1 Een psalm van David, voor den opperzangmeester, op de Neginoth.
2 Als ik roep, verhoor mij, o God mijner gerechtigheid! In benauwdheid hebt Gij mij ruimte gemaakt; wees mij genadig, en hoor mijn gebed.
3 Gij, mannen, hoe lang zal mijn eer tot schande zijn? Hoe lang zult gij de ijdelheid beminnen, de leugen zoeken? Sela.
4 Weet toch, dat de HEERE Zich een gunstgenoot heeft afgezonderd; de HEERE zal horen, als ik tot Hem roep.

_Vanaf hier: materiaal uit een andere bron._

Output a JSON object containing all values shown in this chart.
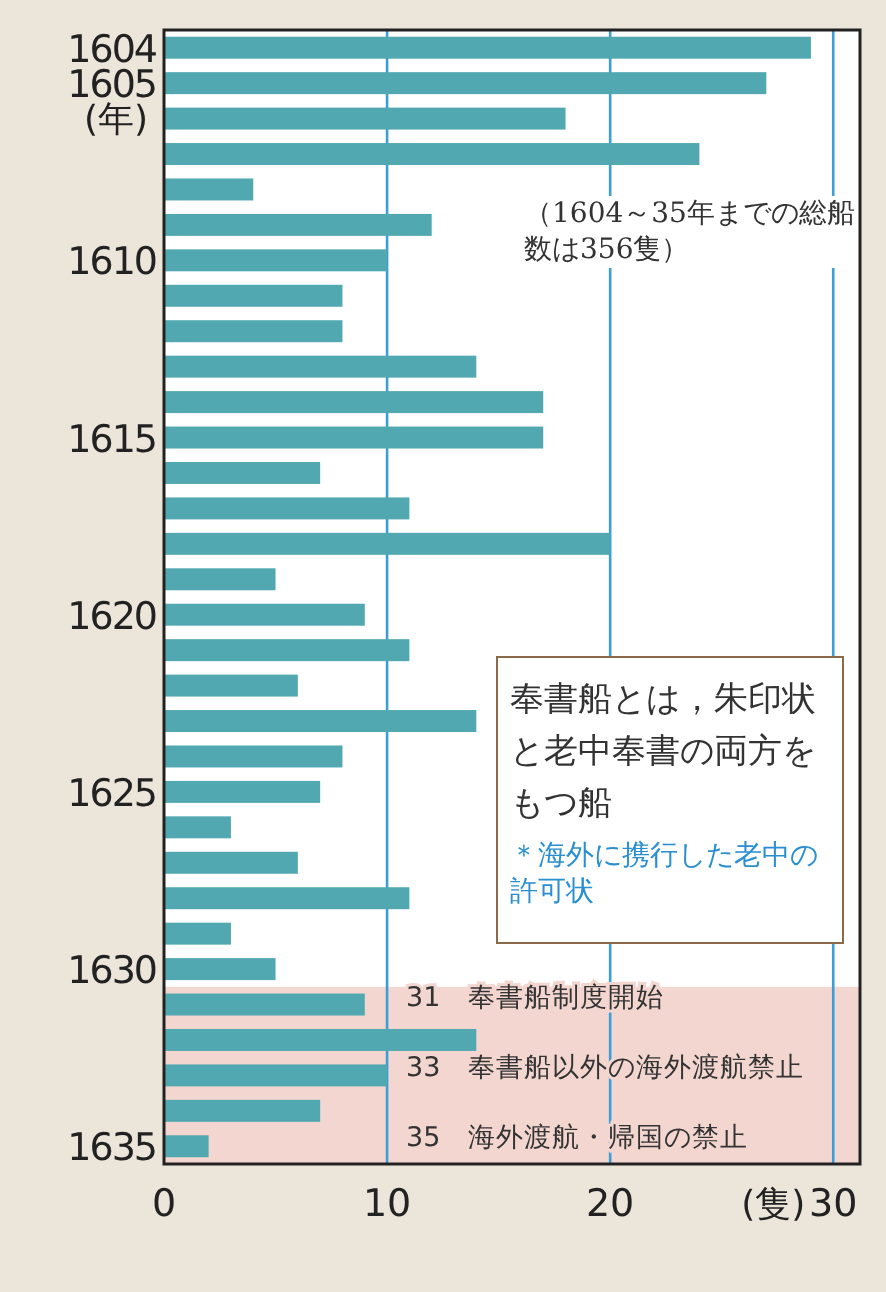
{
  "chart_data": {
    "type": "bar",
    "orientation": "horizontal",
    "xlabel": "(隻)",
    "ylabel": "(年)",
    "x": [
      1604,
      1605,
      1606,
      1607,
      1608,
      1609,
      1610,
      1611,
      1612,
      1613,
      1614,
      1615,
      1616,
      1617,
      1618,
      1619,
      1620,
      1621,
      1622,
      1623,
      1624,
      1625,
      1626,
      1627,
      1628,
      1629,
      1630,
      1631,
      1632,
      1633,
      1634,
      1635
    ],
    "values": [
      29,
      27,
      18,
      24,
      4,
      12,
      10,
      8,
      8,
      14,
      17,
      17,
      7,
      11,
      20,
      5,
      9,
      11,
      6,
      14,
      8,
      7,
      3,
      6,
      11,
      3,
      5,
      9,
      14,
      10,
      7,
      2
    ],
    "color": "#52a8b1",
    "xlim": [
      0,
      31.2
    ],
    "xticks": [
      0,
      10,
      20,
      30
    ],
    "ylim": [
      1635.5,
      1603.5
    ],
    "yticks": [
      1604,
      1605,
      1610,
      1615,
      1620,
      1625,
      1630,
      1635
    ],
    "grid": "x",
    "bands": [
      {
        "axis": "y",
        "from": 1630.5,
        "to": 1635.5,
        "color": "#f3d6cf"
      }
    ],
    "annotations": [
      "31　奉書船制度開始",
      "33　奉書船以外の海外渡航禁止",
      "35　海外渡航・帰国の禁止",
      "（1604～35年までの総船数は356隻）",
      "奉書船とは，朱印状と老中奉書の両方をもつ船",
      "＊海外に携行した老中の許可状"
    ]
  }
}
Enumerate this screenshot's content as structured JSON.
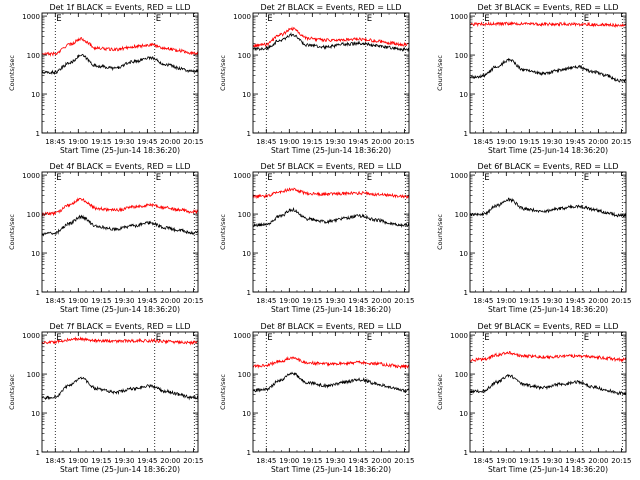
{
  "chart_data": [
    {
      "type": "line",
      "title": "Det 1f BLACK = Events, RED = LLD",
      "xlabel": "Start Time (25-Jun-14 18:36:20)",
      "ylabel": "Counts/sec",
      "yscale": "log",
      "ylim": [
        1,
        1200
      ],
      "xlim": [
        18.6056,
        20.3
      ],
      "xticks": [
        "18:45",
        "19:00",
        "19:15",
        "19:30",
        "19:45",
        "20:00",
        "20:15"
      ],
      "yticks": [
        "1",
        "10",
        "100",
        "1000"
      ],
      "markers": [
        "E",
        "E"
      ],
      "vlines": [
        18.75,
        19.83,
        20.26
      ],
      "series": [
        {
          "name": "Events",
          "color": "#000000",
          "x": [
            18.61,
            18.75,
            18.9,
            19.03,
            19.2,
            19.4,
            19.6,
            19.78,
            19.95,
            20.1,
            20.22
          ],
          "values": [
            35,
            36,
            62,
            98,
            52,
            46,
            68,
            86,
            58,
            46,
            38
          ]
        },
        {
          "name": "LLD",
          "color": "#ff0000",
          "x": [
            18.61,
            18.75,
            18.9,
            19.03,
            19.2,
            19.4,
            19.6,
            19.78,
            19.95,
            20.1,
            20.22
          ],
          "values": [
            105,
            108,
            185,
            260,
            150,
            138,
            165,
            182,
            150,
            130,
            112
          ]
        }
      ]
    },
    {
      "type": "line",
      "title": "Det 2f BLACK = Events, RED = LLD",
      "xlabel": "Start Time (25-Jun-14 18:36:20)",
      "ylabel": "Counts/sec",
      "yscale": "log",
      "ylim": [
        1,
        1200
      ],
      "xlim": [
        18.6056,
        20.3
      ],
      "xticks": [
        "18:45",
        "19:00",
        "19:15",
        "19:30",
        "19:45",
        "20:00",
        "20:15"
      ],
      "yticks": [
        "1",
        "10",
        "100",
        "1000"
      ],
      "markers": [
        "E",
        "E"
      ],
      "vlines": [
        18.75,
        19.83,
        20.26
      ],
      "series": [
        {
          "name": "Events",
          "color": "#000000",
          "x": [
            18.61,
            18.75,
            18.9,
            19.03,
            19.2,
            19.4,
            19.6,
            19.78,
            19.95,
            20.1,
            20.22
          ],
          "values": [
            140,
            150,
            240,
            330,
            180,
            160,
            190,
            200,
            175,
            155,
            140
          ]
        },
        {
          "name": "LLD",
          "color": "#ff0000",
          "x": [
            18.61,
            18.75,
            18.9,
            19.03,
            19.2,
            19.4,
            19.6,
            19.78,
            19.95,
            20.1,
            20.22
          ],
          "values": [
            175,
            185,
            330,
            470,
            270,
            240,
            250,
            255,
            230,
            205,
            185
          ]
        }
      ]
    },
    {
      "type": "line",
      "title": "Det 3f BLACK = Events, RED = LLD",
      "xlabel": "Start Time (25-Jun-14 18:36:20)",
      "ylabel": "Counts/sec",
      "yscale": "log",
      "ylim": [
        1,
        1200
      ],
      "xlim": [
        18.6056,
        20.3
      ],
      "xticks": [
        "18:45",
        "19:00",
        "19:15",
        "19:30",
        "19:45",
        "20:00",
        "20:15"
      ],
      "yticks": [
        "1",
        "10",
        "100",
        "1000"
      ],
      "markers": [
        "E",
        "E"
      ],
      "vlines": [
        18.75,
        19.83,
        20.26
      ],
      "series": [
        {
          "name": "Events",
          "color": "#000000",
          "x": [
            18.61,
            18.75,
            18.9,
            19.03,
            19.2,
            19.4,
            19.6,
            19.78,
            19.95,
            20.1,
            20.22
          ],
          "values": [
            27,
            29,
            52,
            75,
            40,
            33,
            42,
            50,
            37,
            29,
            22
          ]
        },
        {
          "name": "LLD",
          "color": "#ff0000",
          "x": [
            18.61,
            18.75,
            18.9,
            19.03,
            19.2,
            19.4,
            19.6,
            19.78,
            19.95,
            20.1,
            20.22
          ],
          "values": [
            620,
            620,
            640,
            640,
            625,
            620,
            620,
            615,
            605,
            590,
            575
          ]
        }
      ]
    },
    {
      "type": "line",
      "title": "Det 4f BLACK = Events, RED = LLD",
      "xlabel": "Start Time (25-Jun-14 18:36:20)",
      "ylabel": "Counts/sec",
      "yscale": "log",
      "ylim": [
        1,
        1200
      ],
      "xlim": [
        18.6056,
        20.3
      ],
      "xticks": [
        "18:45",
        "19:00",
        "19:15",
        "19:30",
        "19:45",
        "20:00",
        "20:15"
      ],
      "yticks": [
        "1",
        "10",
        "100",
        "1000"
      ],
      "markers": [
        "E",
        "E"
      ],
      "vlines": [
        18.75,
        19.83,
        20.26
      ],
      "series": [
        {
          "name": "Events",
          "color": "#000000",
          "x": [
            18.61,
            18.75,
            18.9,
            19.03,
            19.2,
            19.4,
            19.6,
            19.78,
            19.95,
            20.1,
            20.22
          ],
          "values": [
            30,
            33,
            57,
            85,
            48,
            41,
            50,
            60,
            44,
            38,
            33
          ]
        },
        {
          "name": "LLD",
          "color": "#ff0000",
          "x": [
            18.61,
            18.75,
            18.9,
            19.03,
            19.2,
            19.4,
            19.6,
            19.78,
            19.95,
            20.1,
            20.22
          ],
          "values": [
            100,
            105,
            170,
            240,
            140,
            125,
            150,
            170,
            145,
            128,
            115
          ]
        }
      ]
    },
    {
      "type": "line",
      "title": "Det 5f BLACK = Events, RED = LLD",
      "xlabel": "Start Time (25-Jun-14 18:36:20)",
      "ylabel": "Counts/sec",
      "yscale": "log",
      "ylim": [
        1,
        1200
      ],
      "xlim": [
        18.6056,
        20.3
      ],
      "xticks": [
        "18:45",
        "19:00",
        "19:15",
        "19:30",
        "19:45",
        "20:00",
        "20:15"
      ],
      "yticks": [
        "1",
        "10",
        "100",
        "1000"
      ],
      "markers": [
        "E",
        "E"
      ],
      "vlines": [
        18.75,
        19.83,
        20.26
      ],
      "series": [
        {
          "name": "Events",
          "color": "#000000",
          "x": [
            18.61,
            18.75,
            18.9,
            19.03,
            19.2,
            19.4,
            19.6,
            19.78,
            19.95,
            20.1,
            20.22
          ],
          "values": [
            52,
            55,
            88,
            130,
            75,
            64,
            78,
            90,
            70,
            58,
            52
          ]
        },
        {
          "name": "LLD",
          "color": "#ff0000",
          "x": [
            18.61,
            18.75,
            18.9,
            19.03,
            19.2,
            19.4,
            19.6,
            19.78,
            19.95,
            20.1,
            20.22
          ],
          "values": [
            280,
            290,
            380,
            440,
            340,
            320,
            335,
            345,
            320,
            300,
            280
          ]
        }
      ]
    },
    {
      "type": "line",
      "title": "Det 6f BLACK = Events, RED = LLD",
      "xlabel": "Start Time (25-Jun-14 18:36:20)",
      "ylabel": "Counts/sec",
      "yscale": "log",
      "ylim": [
        1,
        1200
      ],
      "xlim": [
        18.6056,
        20.3
      ],
      "xticks": [
        "18:45",
        "19:00",
        "19:15",
        "19:30",
        "19:45",
        "20:00",
        "20:15"
      ],
      "yticks": [
        "1",
        "10",
        "100",
        "1000"
      ],
      "markers": [
        "E",
        "E"
      ],
      "vlines": [
        18.75,
        19.83,
        20.26
      ],
      "series": [
        {
          "name": "Events",
          "color": "#000000",
          "x": [
            18.61,
            18.75,
            18.9,
            19.03,
            19.2,
            19.4,
            19.6,
            19.78,
            19.95,
            20.1,
            20.22
          ],
          "values": [
            95,
            100,
            165,
            235,
            135,
            118,
            140,
            160,
            130,
            108,
            92
          ]
        }
      ]
    },
    {
      "type": "line",
      "title": "Det 7f BLACK = Events, RED = LLD",
      "xlabel": "Start Time (25-Jun-14 18:36:20)",
      "ylabel": "Counts/sec",
      "yscale": "log",
      "ylim": [
        1,
        1200
      ],
      "xlim": [
        18.6056,
        20.3
      ],
      "xticks": [
        "18:45",
        "19:00",
        "19:15",
        "19:30",
        "19:45",
        "20:00",
        "20:15"
      ],
      "yticks": [
        "1",
        "10",
        "100",
        "1000"
      ],
      "markers": [
        "E",
        "E"
      ],
      "vlines": [
        18.75,
        19.83,
        20.26
      ],
      "series": [
        {
          "name": "Events",
          "color": "#000000",
          "x": [
            18.61,
            18.75,
            18.9,
            19.03,
            19.2,
            19.4,
            19.6,
            19.78,
            19.95,
            20.1,
            20.22
          ],
          "values": [
            24,
            26,
            50,
            78,
            42,
            34,
            42,
            50,
            36,
            30,
            25
          ]
        },
        {
          "name": "LLD",
          "color": "#ff0000",
          "x": [
            18.61,
            18.75,
            18.9,
            19.03,
            19.2,
            19.4,
            19.6,
            19.78,
            19.95,
            20.1,
            20.22
          ],
          "values": [
            650,
            680,
            760,
            790,
            720,
            700,
            715,
            720,
            690,
            670,
            640
          ]
        }
      ]
    },
    {
      "type": "line",
      "title": "Det 8f BLACK = Events, RED = LLD",
      "xlabel": "Start Time (25-Jun-14 18:36:20)",
      "ylabel": "Counts/sec",
      "yscale": "log",
      "ylim": [
        1,
        1200
      ],
      "xlim": [
        18.6056,
        20.3
      ],
      "xticks": [
        "18:45",
        "19:00",
        "19:15",
        "19:30",
        "19:45",
        "20:00",
        "20:15"
      ],
      "yticks": [
        "1",
        "10",
        "100",
        "1000"
      ],
      "markers": [
        "E",
        "E"
      ],
      "vlines": [
        18.75,
        19.83,
        20.26
      ],
      "series": [
        {
          "name": "Events",
          "color": "#000000",
          "x": [
            18.61,
            18.75,
            18.9,
            19.03,
            19.2,
            19.4,
            19.6,
            19.78,
            19.95,
            20.1,
            20.22
          ],
          "values": [
            38,
            41,
            70,
            105,
            60,
            50,
            62,
            72,
            56,
            45,
            38
          ]
        },
        {
          "name": "LLD",
          "color": "#ff0000",
          "x": [
            18.61,
            18.75,
            18.9,
            19.03,
            19.2,
            19.4,
            19.6,
            19.78,
            19.95,
            20.1,
            20.22
          ],
          "values": [
            160,
            170,
            215,
            255,
            195,
            180,
            190,
            200,
            185,
            168,
            155
          ]
        }
      ]
    },
    {
      "type": "line",
      "title": "Det 9f BLACK = Events, RED = LLD",
      "xlabel": "Start Time (25-Jun-14 18:36:20)",
      "ylabel": "Counts/sec",
      "yscale": "log",
      "ylim": [
        1,
        1200
      ],
      "xlim": [
        18.6056,
        20.3
      ],
      "xticks": [
        "18:45",
        "19:00",
        "19:15",
        "19:30",
        "19:45",
        "20:00",
        "20:15"
      ],
      "yticks": [
        "1",
        "10",
        "100",
        "1000"
      ],
      "markers": [
        "E",
        "E"
      ],
      "vlines": [
        18.75,
        19.83,
        20.26
      ],
      "series": [
        {
          "name": "Events",
          "color": "#000000",
          "x": [
            18.61,
            18.75,
            18.9,
            19.03,
            19.2,
            19.4,
            19.6,
            19.78,
            19.95,
            20.1,
            20.22
          ],
          "values": [
            35,
            37,
            62,
            92,
            52,
            45,
            55,
            62,
            46,
            38,
            32
          ]
        },
        {
          "name": "LLD",
          "color": "#ff0000",
          "x": [
            18.61,
            18.75,
            18.9,
            19.03,
            19.2,
            19.4,
            19.6,
            19.78,
            19.95,
            20.1,
            20.22
          ],
          "values": [
            230,
            240,
            310,
            350,
            290,
            275,
            285,
            290,
            275,
            255,
            235
          ]
        }
      ]
    }
  ]
}
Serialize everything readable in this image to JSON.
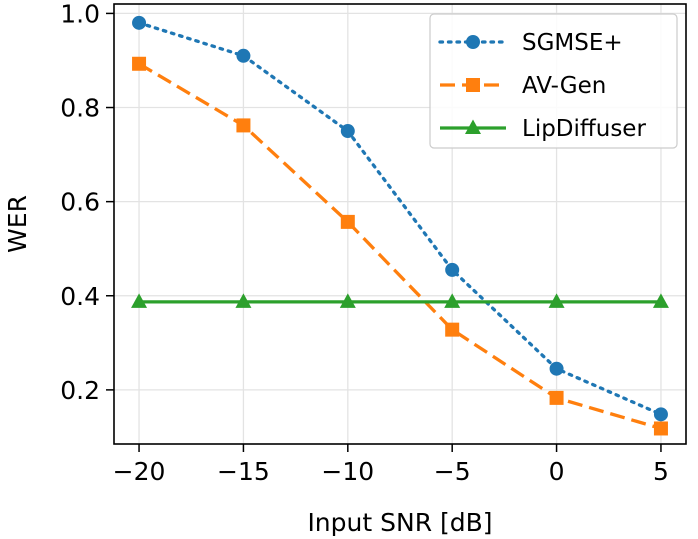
{
  "chart_data": {
    "type": "line",
    "title": "",
    "xlabel": "Input SNR [dB]",
    "ylabel": "WER",
    "x": [
      -20,
      -15,
      -10,
      -5,
      0,
      5
    ],
    "x_tick_labels": [
      "−20",
      "−15",
      "−10",
      "−5",
      "0",
      "5"
    ],
    "y_ticks": [
      0.2,
      0.4,
      0.6,
      0.8,
      1.0
    ],
    "y_tick_labels": [
      "0.2",
      "0.4",
      "0.6",
      "0.8",
      "1.0"
    ],
    "xlim": [
      -21.2,
      6.2
    ],
    "ylim": [
      0.085,
      1.02
    ],
    "grid": true,
    "legend_position": "top-right",
    "series": [
      {
        "name": "SGMSE+",
        "values": [
          0.98,
          0.91,
          0.75,
          0.455,
          0.245,
          0.148
        ],
        "color": "#1f77b4",
        "line_style": "dotted",
        "marker": "circle"
      },
      {
        "name": "AV-Gen",
        "values": [
          0.893,
          0.762,
          0.557,
          0.328,
          0.183,
          0.118
        ],
        "color": "#ff7f0e",
        "line_style": "dashed",
        "marker": "square"
      },
      {
        "name": "LipDiffuser",
        "values": [
          0.387,
          0.387,
          0.387,
          0.387,
          0.387,
          0.387
        ],
        "color": "#2ca02c",
        "line_style": "solid",
        "marker": "triangle"
      }
    ]
  }
}
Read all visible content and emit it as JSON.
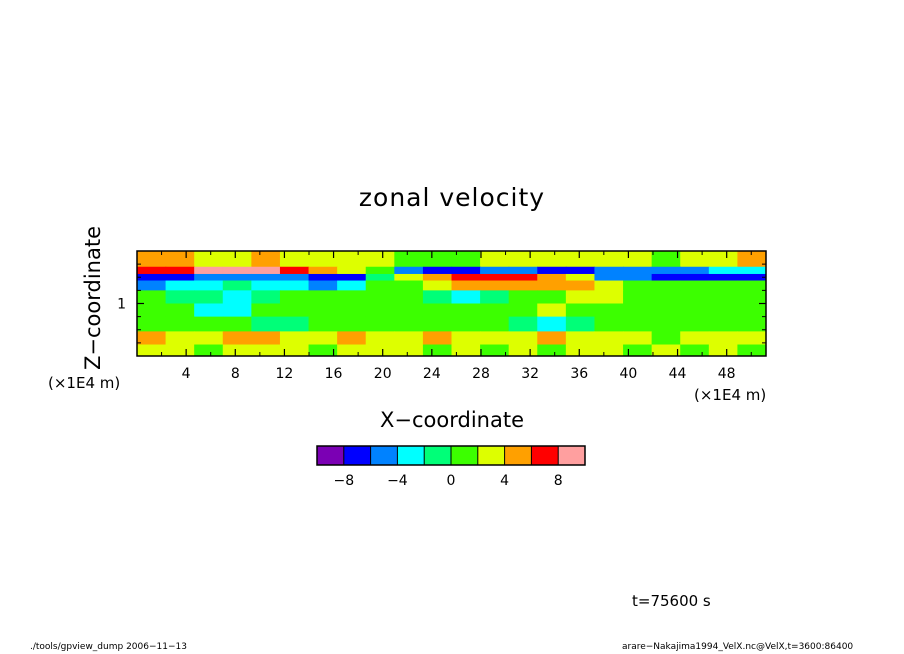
{
  "chart_data": {
    "type": "heatmap",
    "title": "zonal velocity",
    "xlabel": "X−coordinate",
    "ylabel": "Z−coordinate",
    "x_unit": "(×1E4 m)",
    "y_unit": "(×1E4 m)",
    "xlim": [
      0,
      51.2
    ],
    "ylim": [
      0.2,
      1.8
    ],
    "x_ticks": [
      4,
      8,
      12,
      16,
      20,
      24,
      28,
      32,
      36,
      40,
      44,
      48
    ],
    "y_ticks": [
      1
    ],
    "colorbar": {
      "levels": [
        -10,
        -8,
        -6,
        -4,
        -2,
        0,
        2,
        4,
        6,
        8,
        10
      ],
      "labeled_ticks": [
        -8,
        -4,
        0,
        4,
        8
      ],
      "colors": [
        "#7b00b4",
        "#0000ff",
        "#0082ff",
        "#00ffff",
        "#00ff78",
        "#3cff00",
        "#ddff00",
        "#ffa000",
        "#ff0000",
        "#ff9f9f"
      ]
    },
    "field_bands": [
      {
        "z": 1.62,
        "values": [
          4,
          5,
          3,
          3,
          4,
          3,
          3,
          2,
          2,
          1,
          1,
          1,
          2,
          2,
          3,
          2,
          2,
          2,
          1,
          2,
          3,
          4
        ]
      },
      {
        "z": 1.5,
        "values": [
          6,
          7,
          8,
          9,
          8,
          6,
          4,
          2,
          0,
          -6,
          -7,
          -7,
          -6,
          -6,
          -7,
          -7,
          -6,
          -6,
          -6,
          -6,
          -4,
          -3
        ]
      },
      {
        "z": 1.4,
        "values": [
          -8,
          -7,
          -6,
          -5,
          -5,
          -6,
          -7,
          -8,
          -1,
          2,
          5,
          6,
          6,
          6,
          4,
          3,
          -5,
          -6,
          -7,
          -8,
          -7,
          -8
        ]
      },
      {
        "z": 1.3,
        "values": [
          -6,
          -4,
          -3,
          -2,
          -3,
          -4,
          -5,
          -3,
          0,
          1,
          2,
          4,
          5,
          5,
          5,
          4,
          2,
          1,
          0,
          1,
          0,
          0
        ]
      },
      {
        "z": 1.1,
        "values": [
          0,
          -1,
          -2,
          -3,
          -2,
          0,
          1,
          0,
          1,
          0,
          -1,
          -3,
          -1,
          1,
          0,
          2,
          3,
          1,
          0,
          1,
          0,
          1
        ]
      },
      {
        "z": 0.9,
        "values": [
          1,
          0,
          -3,
          -3,
          0,
          1,
          0,
          0,
          0,
          1,
          0,
          0,
          1,
          0,
          2,
          1,
          0,
          0,
          1,
          0,
          0,
          0
        ]
      },
      {
        "z": 0.7,
        "values": [
          0,
          1,
          0,
          0,
          -1,
          -2,
          0,
          1,
          0,
          0,
          1,
          0,
          0,
          -1,
          -3,
          -2,
          0,
          1,
          0,
          1,
          0,
          0
        ]
      },
      {
        "z": 0.45,
        "values": [
          4,
          2,
          3,
          5,
          4,
          2,
          3,
          4,
          3,
          2,
          4,
          3,
          2,
          3,
          4,
          2,
          3,
          2,
          1,
          2,
          3,
          2
        ]
      },
      {
        "z": 0.3,
        "values": [
          3,
          2,
          1,
          2,
          3,
          2,
          1,
          2,
          3,
          2,
          1,
          2,
          1,
          2,
          1,
          2,
          3,
          1,
          2,
          1,
          2,
          1
        ]
      }
    ]
  },
  "annotations": {
    "time": "t=75600 s",
    "footer_left": "./tools/gpview_dump  2006−11−13",
    "footer_right": "arare−Nakajima1994_VelX.nc@VelX,t=3600:86400"
  }
}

5 Zijt beroerd, en zondigt niet; spreekt in ulieder hart op uw leger, en zijt stil. Sela.
6 Offert offeranden der gerechtigheid, en vertrouwt op den HEERE.
7 Velen zeggen: Wie zal ons het goede doen zien? Verhef Gij over ons het licht Uws aanschijns, o HEERE!
8 Gij hebt vreugde in mijn hart gegeven, meer dan ter tijd, als hun koren en hun most vermenigvuldigd zijn. [ (Psalms 4:9) Ik zal in vrede te zamen nederliggen en slapen; want Gij, o HEERE! alleen zult mij doen zeker wonen. ]
1 我公义的 神啊("我公义的 神啊"或译: "使我为义的 神啊")! 我呼求的时候, 求你答应我。我在困苦中, 你曾使我舒畅。求你恩待我, 听我的祷告。
2 尊贵的人啊! 你们把我的荣耀变为羞辱, 要到几时呢?你们喜爱虚妄, 追求虚谎, 要到几时呢?(细拉)
3 你们要知道耶和华已经把虔诚人分别出来, 归他自己; 我向耶和华呼求的时候, 他就垂听。
4 你们生气, 却不可犯罪; 在床上的时候, 你们要在心里思想, 并且要安静。(细拉)
5 你们应当献公义的祭, 也要投靠耶和华。
6 有许多人说: "谁能指示我们得什么好处呢?"耶和华啊! 求你仰起你的脸, 光照我们。
7 你使我心里喜乐, 胜过人在丰收五谷新酒时的喜乐。
8 我必平平安安躺下睡觉, 因为只有你耶和华能使我安然居住。